Ignorance About 'Stop the Clock' Policies

The best of colleges' "family friendly" policies may be profoundly unfriendly if you tell new parents about them, but not other key people -- such as those who evaluate those new parents for tenure.

January 6, 2009

The best of colleges' "family friendly" policies may be profoundly unfriendly if you tell new parents about them, but not other key people -- such as those who evaluate those new parents for tenure.

That's the conclusion of a new study on "stop the clock" policies for parents who are on the tenure track. The study comes from national surveys of economics departments and found that even as "stop the clock" has become a common practice, most tenure review committees never receive instructions not to count the time that the tenure clock was stopped in terms of expectations of the quantity of work that should have been performed by the candidate.

The lack of guidance is significant because some tenure review committee members evaluate candidates based on output in the years since they were hired on a probationary basis. Since professors who "stop the clock" will have spent more years at the institution since being hired, this approach could result in new parents being held to a higher standard than others, as the expectation would be that they would have published more, or pulled in more grants or whatever the criteria are at a given institution. Such an approach clashes with the theory behind stopping the clock.

In fact, the survey found that a minority of economics departments -- generally more than 5 percent -- have instructed tenure review committees to count that way, rather than the way the policy was intended. In four recent years for which the study analyzed departmental policies, between 25 and 50 percent of departments provided correct information to tenure review committees on what stopping the clock means. The more common approach was just to let the committees figure out the issue as they saw fit.

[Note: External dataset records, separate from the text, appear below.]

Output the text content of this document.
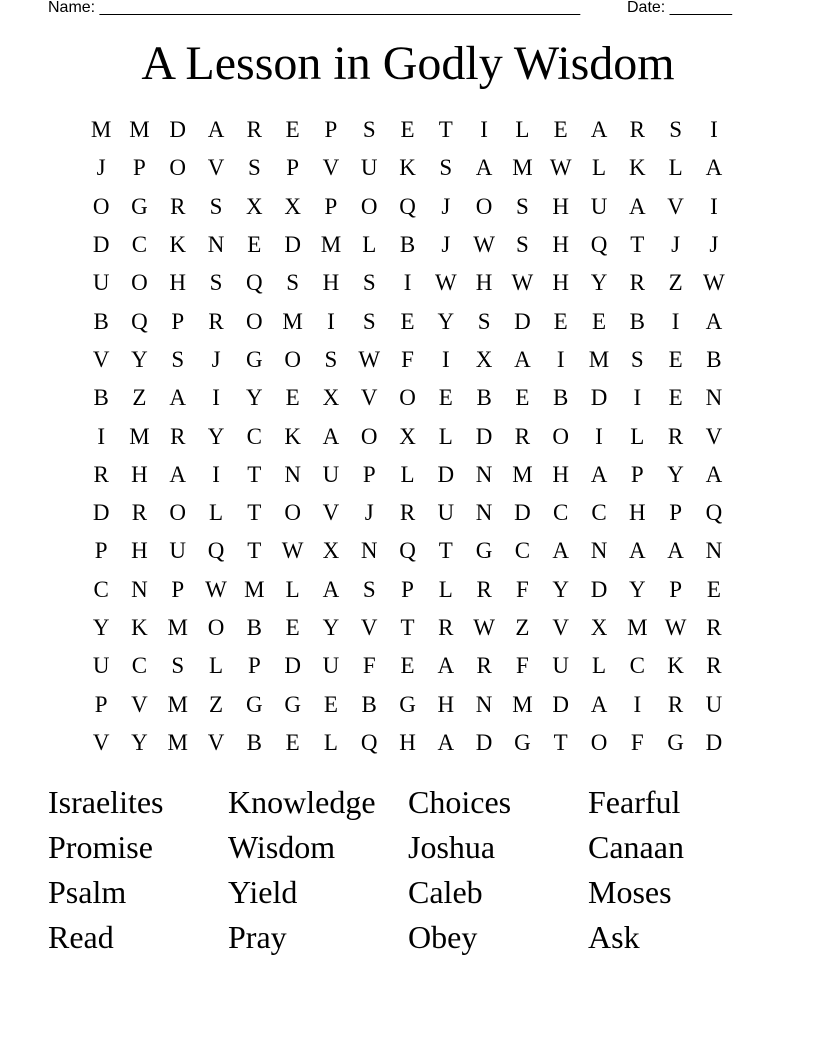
Name: ______________________________________________________	Date: _______
A Lesson in Godly Wisdom
M M D A R	E	P	S	E	T	I	L	E A R	S	I
J	P	O V	S	P	V U K	S	A M W L K L A
O G R	S	X X	P	O Q	J	O	S	H U A V	I
D C K N E D M L	B	J W S	H Q T	J	J
U O H	S	Q	S	H	S	I	W H W H Y R	Z W
B Q	P	R O M	I	S	E Y	S	D E	E	B	I	A
V Y	S	J	G O	S W F	I	X A	I	M S	E	B
B	Z A	I	Y E X V O E	B	E	B D	I	E N
I	M R Y C K A O X L D R O	I	L	R V
R H A	I	T N U	P	L D N M H A	P	Y A
D R O L	T O V	J	R U N D C C H	P	Q
P	H U Q T W X N Q T G C A N A A N
C N	P W M L A	S	P	L	R	F	Y D Y	P	E
Y K M O B	E Y V T	R W Z V X M W R
U C	S	L	P	D U	F	E A R	F	U L	C K R
P	V M Z G G E	B G H N M D A	I	R U
V Y M V B	E	L Q H A D G T O	F	G D
Israelites	Knowledge	Choices	Fearful
Promise	Wisdom	Joshua	Canaan
Psalm	Yield	Caleb	Moses
Read	Pray	Obey	Ask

The study was released Monday at the American Economic Association by Saranna R. Thornton, a professor of economics at Hampden-Sydney College who is also chair of the American Association of University Professors Committee on the Economic Status of the Profession.

When tenure review committee members expect "an extra year's worth of research" for each year the tenure clock is stopped, "this is not stopping the tenure clock -- it is lengthening the clock -- a different kind of policy," writes Thornton.

In the paper, Thornton calls this data "the most important negative" in her review of stop the clock policies in economic departments. Further, she warns that unless tenure review committee members are given correct information about these policies, they are unlikely to have the desired impact of making it more realistic for those on the tenure track to balance their family and academic obligations.

The importance of stopping the clock, Thornton notes, is related to the way tenure reviews take place on set schedules -- typically six years after someone has been hired as an assistant professor. The idea behind stopping the clock is to free new parents from fear that they must be publishing or applying for grants at a time of profound change and pressure in their families. While the policies are open to men and women, female academics are more likely to use them. And Thornton notes that some academics who might benefit from stopping the clock already are reluctant to do so -- or do so with fear -- because they are afraid of a stigma around their records.

She calls for department heads and academic associations to take more steps to educate tenure review committees about how stopping the clock is supposed to work, so that professors can use the benefit without fear. "If tenure review committees are not given correct instructions regarding how to evaluate the record of a probationary professor, it doesn't matter if the tenure clock policies are formal or informal, if there are limits to the number of times that the policies can be used, or even what the utilization rates are," she writes. "Improper implementation of the policy subverts its likely effectiveness and consequently the likely utilization of the policies."